1959 Pneumonia Trout

I want to have a normal cold as other people do. But my respiratory system seems to be my weak spot (everyone is said to have some weak spot or other, healthwise) so the last colds that I caught always ended up in extended periods of coughing, sweating, having to take antibiotics.

Sitting in my doctor’s waiting room, I read the Richard Brautigan book I grabbed from my bookshelves this morning: an old copy of Trout Fishing in America. I don’t know why I took this book but I didn’t want to carry the large and heavy Vernon Vinge I’m currently reading, so I needed something else and Richard Brautigan suddenly seemed like what I wanted.

I hadn’t read Brautigan for quite a while and found that I still like it although it is so sixties. Which isn’t such a bad thing. He was a tragic figure in the end but he has a very lovely sense of dry humour and a way to write that is so typically Brautigan.

I wish I could write blog entries that are like the short chapters of a Brautigan novel but without having to kill myself at the end like he did.

I finished about 2/3rds of Trout Fishing in America before my doc came to listen to my cough. He thinks pneumonia. Oh well. So it’s antibiotics, again, and an xray of my lungs next week. Actually I don’t feel bad except for the cough but I trust his expertise.

Some of the chapters in Brautigan’s book are about his childhood and youth I think, and he mentions 1959 here and there. Wow, 50 years ago. I was already alive but only five years old. Hard to believe that I was already around that long ago. Some memories from that time must be buried deep in some inaccessible parts of my brain.

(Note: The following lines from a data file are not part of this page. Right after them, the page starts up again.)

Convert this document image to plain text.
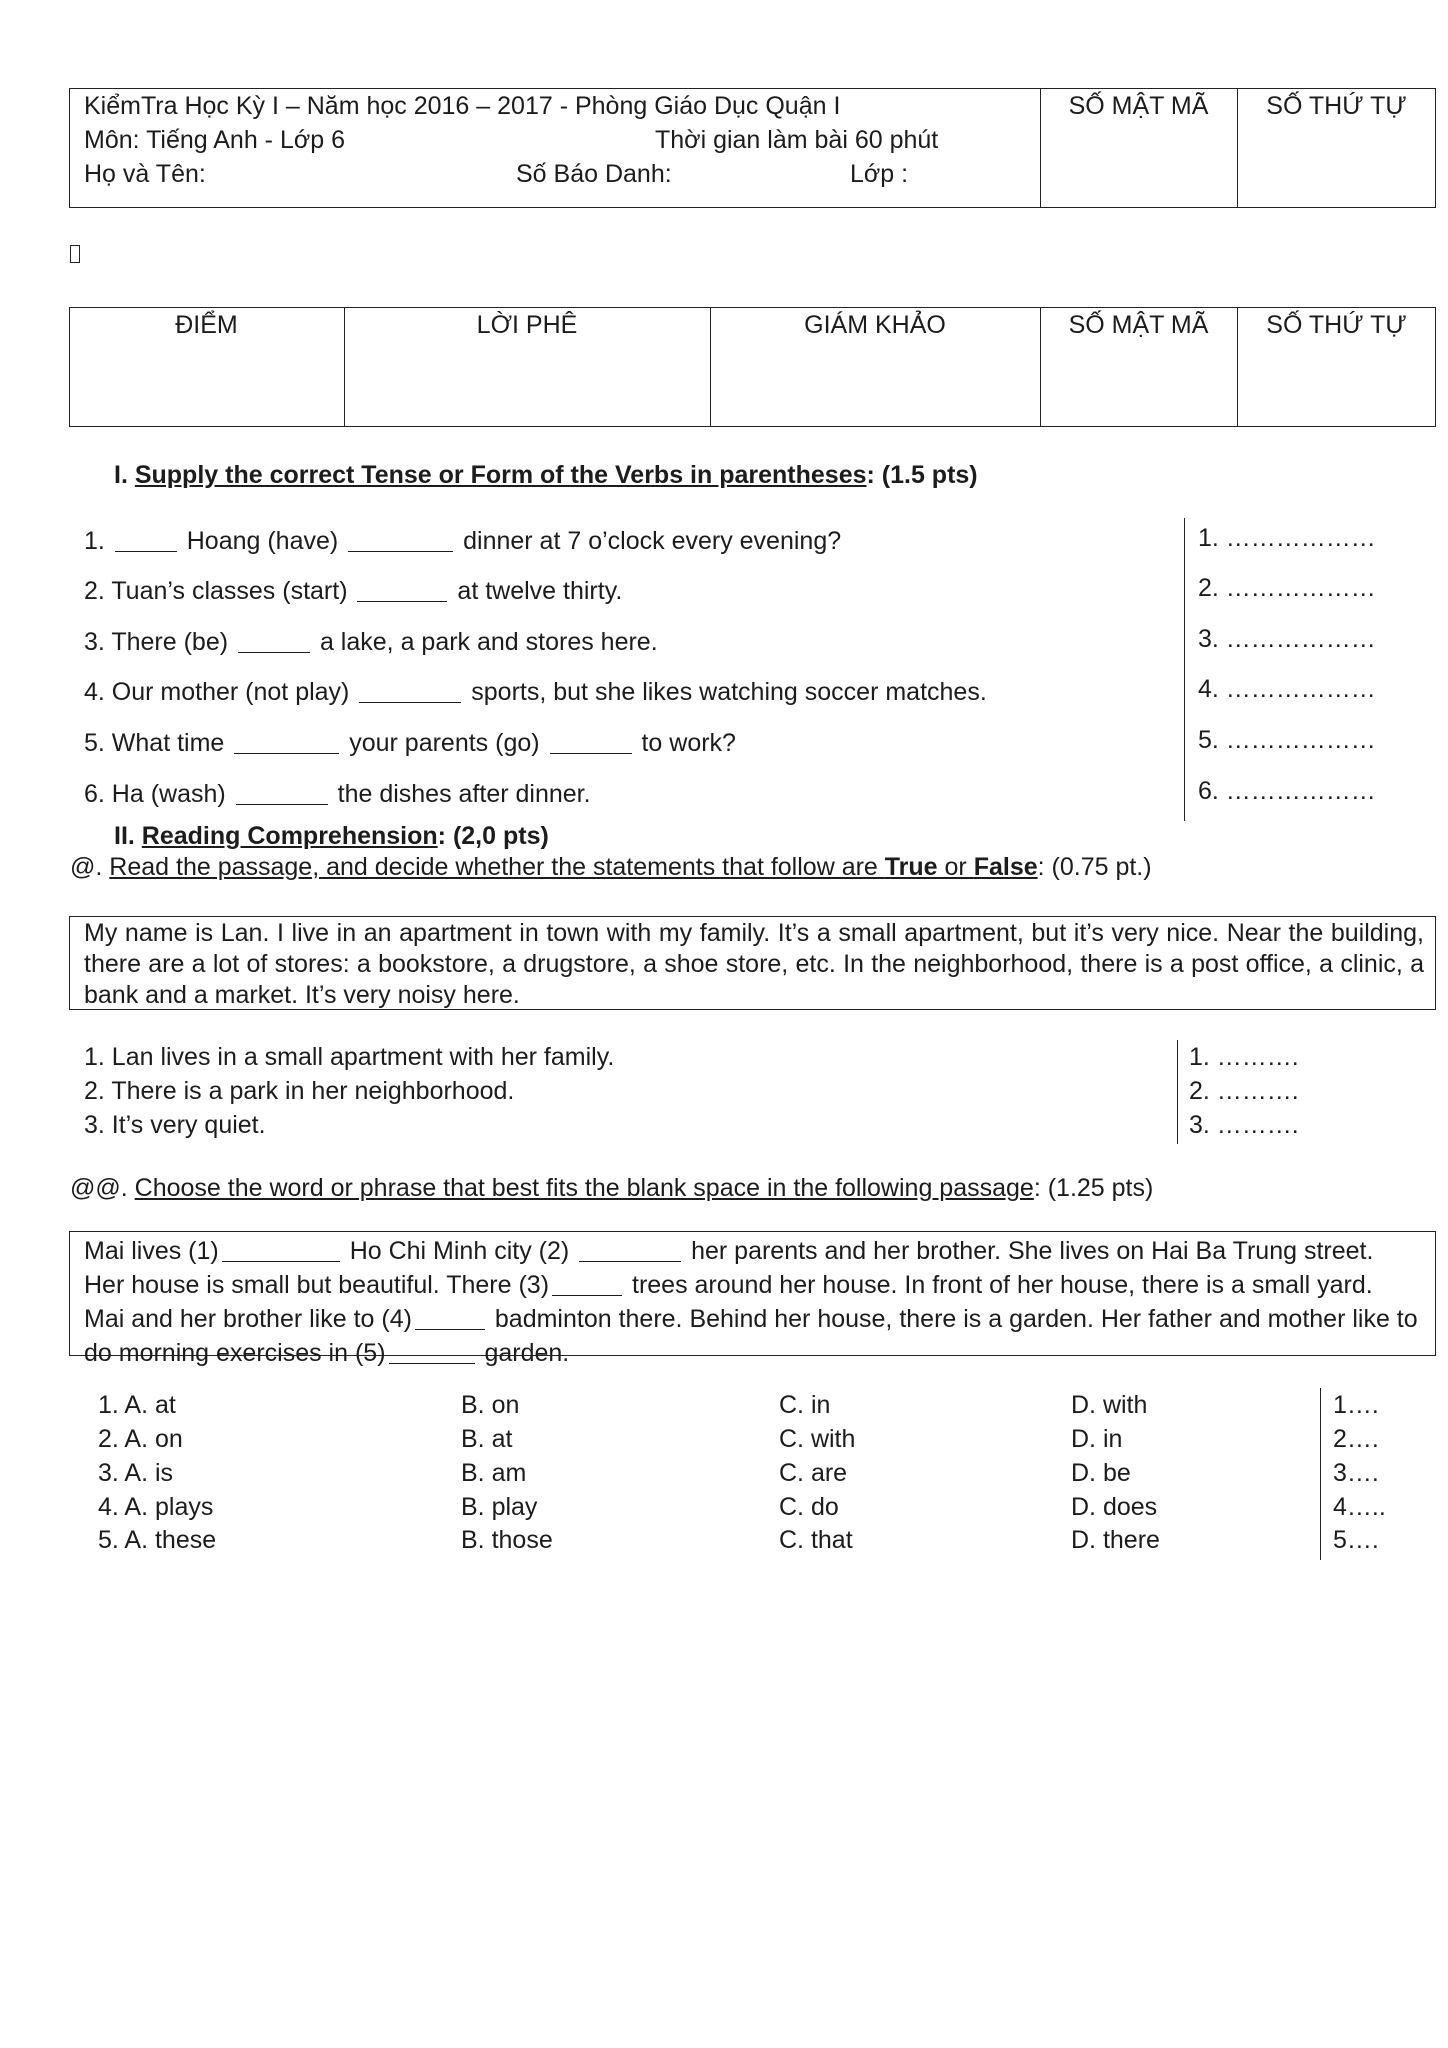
KiểmTra Học Kỳ I – Năm học 2016 – 2017 - Phòng Giáo Dục Quận I
Môn: Tiếng Anh - Lớp 6	Thời gian làm bài 60 phút
Họ và Tên:	Số Báo Danh:	Lớp :
SỐ MẬT MÃ	SỐ THỨ TỰ
ĐIỂM	LỜI PHÊ	GIÁM KHẢO	SỐ MẬT MÃ	SỐ THỨ TỰ
I. Supply the correct Tense or Form of the Verbs in parentheses: (1.5 pts)
1.	Hoang (have)	dinner at 7 o’clock every evening?
2. Tuan’s classes (start)	at twelve thirty.
3. There (be)	a lake, a park and stores here.
4. Our mother (not play)	sports, but she likes watching soccer matches.
5. What time	your parents (go)	to work?
6. Ha (wash)	the dishes after dinner.
1. ………………
2. ………………
3. ………………
4. ………………
5. ………………
6. ………………
II. Reading Comprehension: (2,0 pts)
@. Read the passage, and decide whether the statements that follow are True or False: (0.75 pt.)
My name is Lan. I live in an apartment in town with my family. It’s a small apartment, but it’s very nice. Near the building, there are a lot of stores: a bookstore, a drugstore, a shoe store, etc. In the neighborhood, there is a post office, a clinic, a bank and a market. It’s very noisy here.
1. Lan lives in a small apartment with her family.
2. There is a park in her neighborhood.
3. It’s very quiet.
1. ……….
2. ……….
3. ……….
@@. Choose the word or phrase that best fits the blank space in the following passage: (1.25 pts)
Mai lives (1)	Ho Chi Minh city (2)	her parents and her brother. She lives on Hai Ba Trung street. Her house is small but beautiful. There (3)	trees around her house. In front of her house, there is a small yard. Mai and her brother like to (4)	badminton there. Behind her house, there is a garden. Her father and mother like to do morning exercises in (5)	garden.
1. A. at	B. on	C. in	D. with
2. A. on	B. at	C. with	D. in
3. A. is	B. am	C. are	D. be
4. A. plays	B. play	C. do	D. does
5. A. these	B. those	C. that	D. there
1….
2….
3….
4…..
5….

In 1957, my American GI uncle took some film footage of places in Germany, and of my parents and me. When I visited him in Michigan in 1979, he gave the footage to me and I eventually had it converted to AVI. A minute of his German autobahn footage ended up on Youtube – I made a tiny Kraftwerk inspired soundtrack.

My uncle loved me dearly, and I liked him a lot – he is probably responsible for my deep seated fascination with America. There is something about America that seems deeply significant to me but I don’t really know what it is. It must have been laid down when I was very young. Every time I make it there I feel strange but somehow at home.

The way I write short sentences and paragraphs is Brautigan inspired. I notice that now.

Does anyone read Brautigan nowadays? I discovered him during the seventies when I was studying English literature and came upon the Beat generation and their poetry. Gary Snyder as one of my lifetime heroes, but many Beat inspired poets as well. Brautigan is one of a kind. I collected all of his novels and I like to read them once in a while. What is it that I like about them? I couldn’t say. If I had stayed a literature person, maybe working on some university, I’d have to be able to express that but I left that behind in another life.

Trout Fishing in America: Catching trout to eat them is about the remotest thing I can imagine. Maybe I’d have to learn it in some post-apocalyptic world where there’s no other food. Until then, they are my brothers and sisters, and they look at me, they trust me. I haven’t eaten any animals for 35 years, and that feels so good, I’m so happy that I don’t have to.

Thomas Smiatek

Finally, there was Thomas. He had been my colleague in a computer job in the early nineties, for 2 or 3 years, and I continued to meet him now and then but I hadn’t seen him for some years now. A very likeable guy who loved life. Yesterday I went behind his coffin, in a large crowd of friends. His old mother collapsed in tears. His younger brother had already died in the early nineties, and now she had lost her other son. Thomas had been 49 and he simply didn’t wake up one day.

When I look outside my window, there is a large host of blue cornflowers and pink columbines. The bees are hard at work. There are birdcalls from the trees opposite the small street. The dark clouds will bring rain this afternoon. It is quiet. Everything is simply here. I’m so happy.

2 Gedanken zu „1959 Pneumonia Trout“

  1. your posts are getting more like regular literature texts, more dense, and i like that. it’s hard to loose a friend in his youth. but that’s also part of the game. i’m also happy for listening about your happiness. hope you feel healthier now.

  2. michael, das ist ein wunderbarer text. disparate themen nahe bei einander. ob jemand brautigan liest? ich hab während meinen zwei semestern an der uni ausschnitte aus dem buch gelesen, weiss aber nur noch dass ich sie möchte.

    im juli ist 50 jahre naked lunch.